Sinossi *: «La virtù non ha padrone, e ognuno ne avrà in misura maggiore o minore a seconda che la onori o la disprezzi. La responsabilità è di chi ha fatto la scelta; la divinità è incolpevole». Cosa ci vuole dire realmente Platone con il mito Er? Che l’uomo è libero, certo. Ma è responsabile delle scelte che farà, delle azioni che compirà, degli errori che seminerà lungo la sua strada. Lo sanno bene Ermanna Montanari e Marco Martinelli. Come scrive Martinelli nelle pagine di Farsi luogo - Varco al teatro in 101 movimenti: «Sapevamo, da asini, che l’errare sarebbe stata la nostra scuola, l’errare nel suo duplice senso, camminare e sbagliare... non è forse questo il miraggio per cui patire, quello di arrivare, passo dopo passo, nell’errare, errore dopo errore, alla retta opinione?».

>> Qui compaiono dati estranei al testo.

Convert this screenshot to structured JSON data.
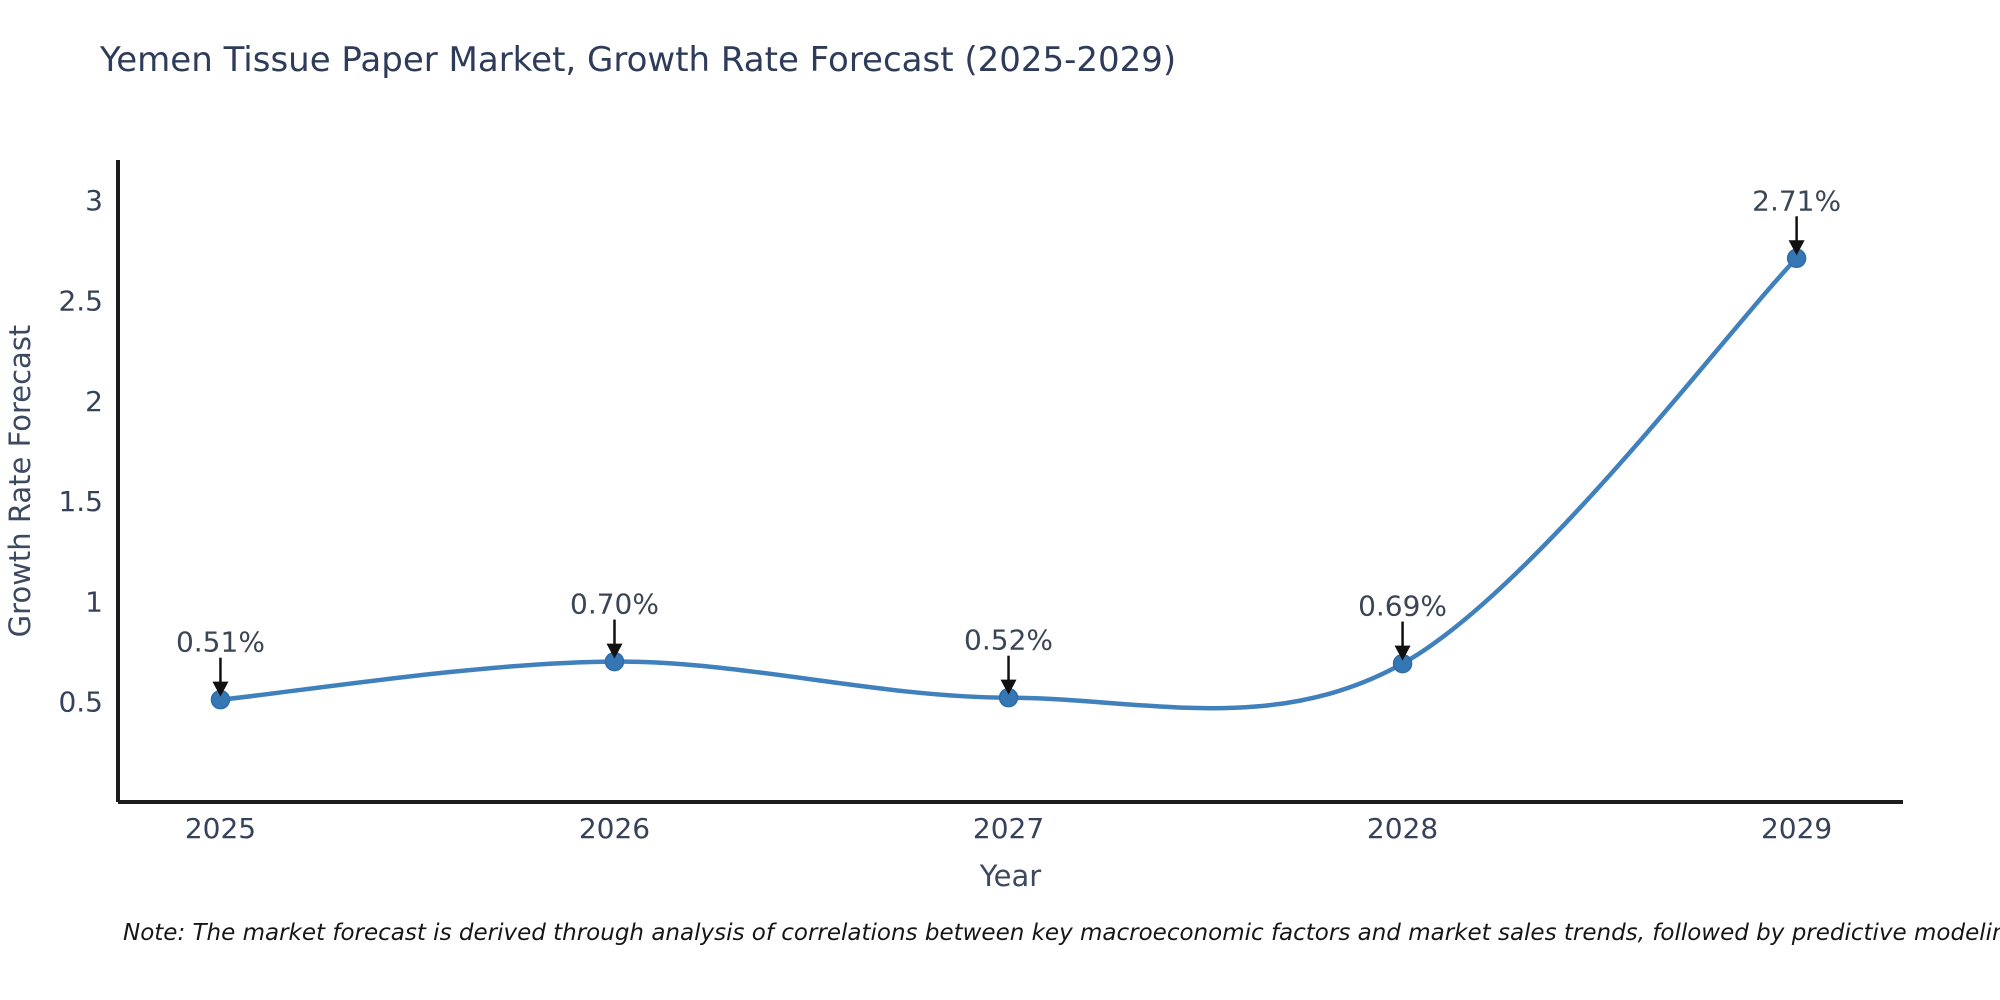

Er è un viaggio, un viaggio in divenire, che tesse la storia delle Albe (da Siamo asini o pedanti? a Ippolito, da Sterminio a Ubu buur, da L’avaro a Pantani, fino a Lus), una storia che trova il senso della propria ricerca nello spazio franco e rivelatore del teatro. Er è un film, un film fatto a misura di primo piano, che dà modo a Martinelli di spingersi dove la scena non gli permette di arrivare al «rischio più grande», al «pericolo antico: io e te. I miei occhi nei tuoi». Molto s’è scritto sull’arte di Ermanna, attrice senza schemi, concentrandosi spesso sul ruolo che nel suo percorso rivestono il suono e la voce; attraverso il cinema Martinelli può finalmente far emergere il volto della sua compagna di sempre, d’arte e di vita, un volto che, riprendendo una definizione di Béla Bálazs, «diventa il tutto in cui è contenuto il dramma».
Ma Er (un titolo che non può non apparire come un diminutivo) è prima di tutto e soprattutto (a dircelo è il cartello posto in calce) un lavoro «dedicato all’arte-in-vita di Ermanna»: parole legate come se fossero una sola. Perché, per il Teatro delle Albe, la vita e l’arte non sono separabili, mai.